One of the biggest causes of traffic accidents is distracted driving. The fact that people die in one of the approximately 1,000 daily collisions involving a distracted driver every day, around one third of respondents to a poll admitted to driving while distracted.
If you ask the average person what distracted driving means, they’ll most likely name using a cell phone while driving a vehicle. This is a common (and deadly) form of distracted driving, but it’s not limited to surfing the web or sending text messages on a smartphone. Other examples include:
- Being distracted by other passengers in the car
- Changing or selecting music
- Drifting off into thought or daydreaming
- Reading anything while driving
- Eating and drinking
To combat this issue, parents should have ongoing conversations with teenagers about the dangers of distracted driving, sharing the definition, threats, statistics, and legal obligations.
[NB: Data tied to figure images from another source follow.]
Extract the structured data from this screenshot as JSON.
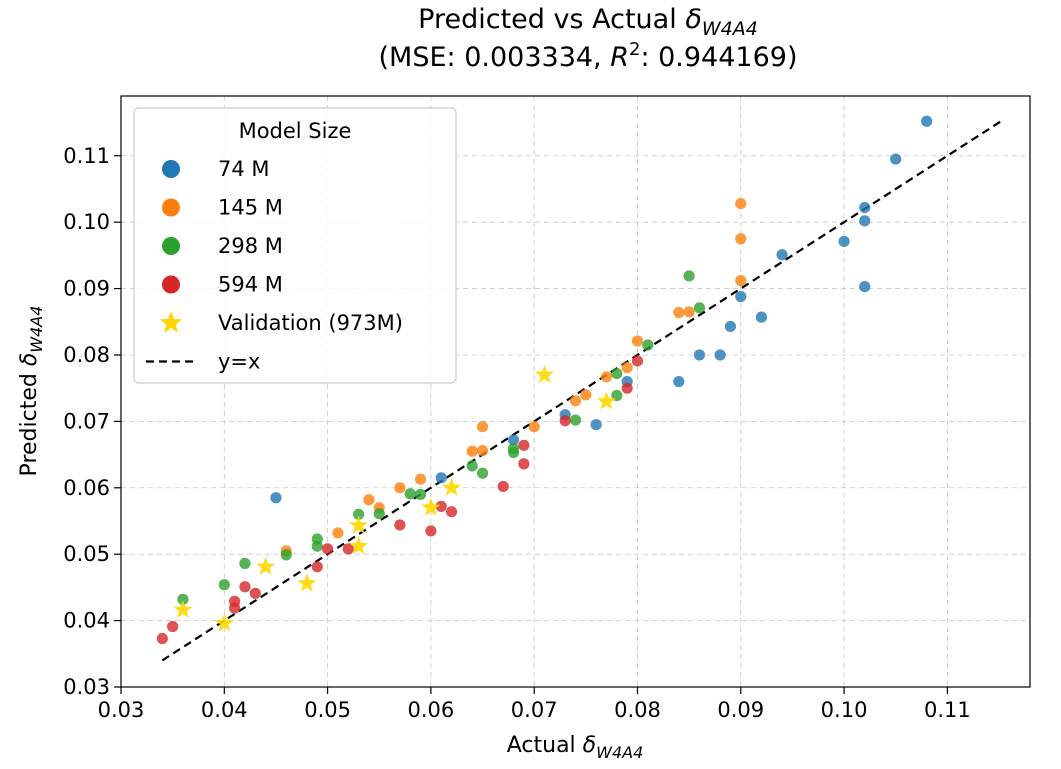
{
  "chart_data": {
    "type": "scatter",
    "title_line1_prefix": "Predicted vs Actual ",
    "title_symbol": "δ",
    "title_subscript": "W4A4",
    "title_line2_prefix": "(MSE: 0.003334, ",
    "title_r": "R",
    "title_sup": "2",
    "title_line2_suffix": ": 0.944169)",
    "xlabel_prefix": "Actual ",
    "xlabel_symbol": "δ",
    "xlabel_subscript": "W4A4",
    "ylabel_prefix": "Predicted ",
    "ylabel_symbol": "δ",
    "ylabel_subscript": "W4A4",
    "xlim": [
      0.03,
      0.118
    ],
    "ylim": [
      0.03,
      0.119
    ],
    "xticks": [
      0.03,
      0.04,
      0.05,
      0.06,
      0.07,
      0.08,
      0.09,
      0.1,
      0.11
    ],
    "xtick_labels": [
      "0.03",
      "0.04",
      "0.05",
      "0.06",
      "0.07",
      "0.08",
      "0.09",
      "0.10",
      "0.11"
    ],
    "yticks": [
      0.03,
      0.04,
      0.05,
      0.06,
      0.07,
      0.08,
      0.09,
      0.1,
      0.11
    ],
    "ytick_labels": [
      "0.03",
      "0.04",
      "0.05",
      "0.06",
      "0.07",
      "0.08",
      "0.09",
      "0.10",
      "0.11"
    ],
    "grid": true,
    "legend_title": "Model Size",
    "legend_position": "upper-left",
    "series": [
      {
        "name": "74 M",
        "color": "#1f77b4",
        "marker": "circle",
        "points": [
          [
            0.045,
            0.0585
          ],
          [
            0.061,
            0.0615
          ],
          [
            0.068,
            0.0672
          ],
          [
            0.073,
            0.071
          ],
          [
            0.076,
            0.0695
          ],
          [
            0.079,
            0.076
          ],
          [
            0.084,
            0.076
          ],
          [
            0.086,
            0.08
          ],
          [
            0.088,
            0.08
          ],
          [
            0.089,
            0.0843
          ],
          [
            0.09,
            0.0888
          ],
          [
            0.092,
            0.0857
          ],
          [
            0.094,
            0.0951
          ],
          [
            0.1,
            0.0971
          ],
          [
            0.102,
            0.1002
          ],
          [
            0.102,
            0.1022
          ],
          [
            0.102,
            0.0903
          ],
          [
            0.105,
            0.1095
          ],
          [
            0.108,
            0.1152
          ]
        ]
      },
      {
        "name": "145 M",
        "color": "#ff7f0e",
        "marker": "circle",
        "points": [
          [
            0.046,
            0.0505
          ],
          [
            0.051,
            0.0532
          ],
          [
            0.054,
            0.0582
          ],
          [
            0.055,
            0.057
          ],
          [
            0.057,
            0.06
          ],
          [
            0.059,
            0.0613
          ],
          [
            0.064,
            0.0655
          ],
          [
            0.065,
            0.0692
          ],
          [
            0.065,
            0.0656
          ],
          [
            0.07,
            0.0692
          ],
          [
            0.074,
            0.0731
          ],
          [
            0.075,
            0.074
          ],
          [
            0.077,
            0.0767
          ],
          [
            0.079,
            0.0781
          ],
          [
            0.08,
            0.0821
          ],
          [
            0.084,
            0.0864
          ],
          [
            0.085,
            0.0865
          ],
          [
            0.09,
            0.1028
          ],
          [
            0.09,
            0.0975
          ],
          [
            0.09,
            0.0912
          ]
        ]
      },
      {
        "name": "298 M",
        "color": "#2ca02c",
        "marker": "circle",
        "points": [
          [
            0.036,
            0.0432
          ],
          [
            0.04,
            0.0454
          ],
          [
            0.042,
            0.0486
          ],
          [
            0.046,
            0.0499
          ],
          [
            0.049,
            0.0523
          ],
          [
            0.049,
            0.0512
          ],
          [
            0.053,
            0.056
          ],
          [
            0.055,
            0.0561
          ],
          [
            0.058,
            0.0591
          ],
          [
            0.059,
            0.059
          ],
          [
            0.064,
            0.0633
          ],
          [
            0.065,
            0.0622
          ],
          [
            0.068,
            0.0659
          ],
          [
            0.068,
            0.0653
          ],
          [
            0.074,
            0.0702
          ],
          [
            0.078,
            0.0739
          ],
          [
            0.078,
            0.0772
          ],
          [
            0.081,
            0.0815
          ],
          [
            0.085,
            0.0919
          ],
          [
            0.086,
            0.0871
          ]
        ]
      },
      {
        "name": "594 M",
        "color": "#d62728",
        "marker": "circle",
        "points": [
          [
            0.034,
            0.0373
          ],
          [
            0.035,
            0.0391
          ],
          [
            0.041,
            0.0429
          ],
          [
            0.041,
            0.0419
          ],
          [
            0.042,
            0.0451
          ],
          [
            0.043,
            0.0441
          ],
          [
            0.049,
            0.0481
          ],
          [
            0.05,
            0.0508
          ],
          [
            0.052,
            0.0508
          ],
          [
            0.057,
            0.0544
          ],
          [
            0.06,
            0.0535
          ],
          [
            0.061,
            0.0572
          ],
          [
            0.062,
            0.0564
          ],
          [
            0.067,
            0.0602
          ],
          [
            0.069,
            0.0664
          ],
          [
            0.069,
            0.0636
          ],
          [
            0.073,
            0.0701
          ],
          [
            0.079,
            0.075
          ],
          [
            0.08,
            0.0791
          ]
        ]
      },
      {
        "name": "Validation (973M)",
        "color": "#ffd700",
        "marker": "star",
        "points": [
          [
            0.036,
            0.0416
          ],
          [
            0.04,
            0.0396
          ],
          [
            0.044,
            0.0481
          ],
          [
            0.048,
            0.0456
          ],
          [
            0.053,
            0.0543
          ],
          [
            0.053,
            0.0512
          ],
          [
            0.06,
            0.057
          ],
          [
            0.062,
            0.06
          ],
          [
            0.071,
            0.077
          ],
          [
            0.077,
            0.073
          ]
        ]
      }
    ],
    "reference_line": {
      "name": "y=x",
      "color": "#000000",
      "style": "dashed",
      "from": 0.034,
      "to": 0.1155
    }
  }
}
It also means being vigilant and setting consequences for irresponsible behavior. This includes:
- Limiting the number of passengers they’re allowed to have
- Monitoring cell phone usage and taking away privileges if the phone is used while driving
- Restricting their driving privileges for any observed unsafe driving
While these may be unpopular consequences with your kid, they’re potentially lifesaving. As teenagers grow into their next phase of life and join the millions of other drivers on the roadways, they can present a real threat because of their inexperience and immaturity. Don’t let your teen become a statistic—talk to them today.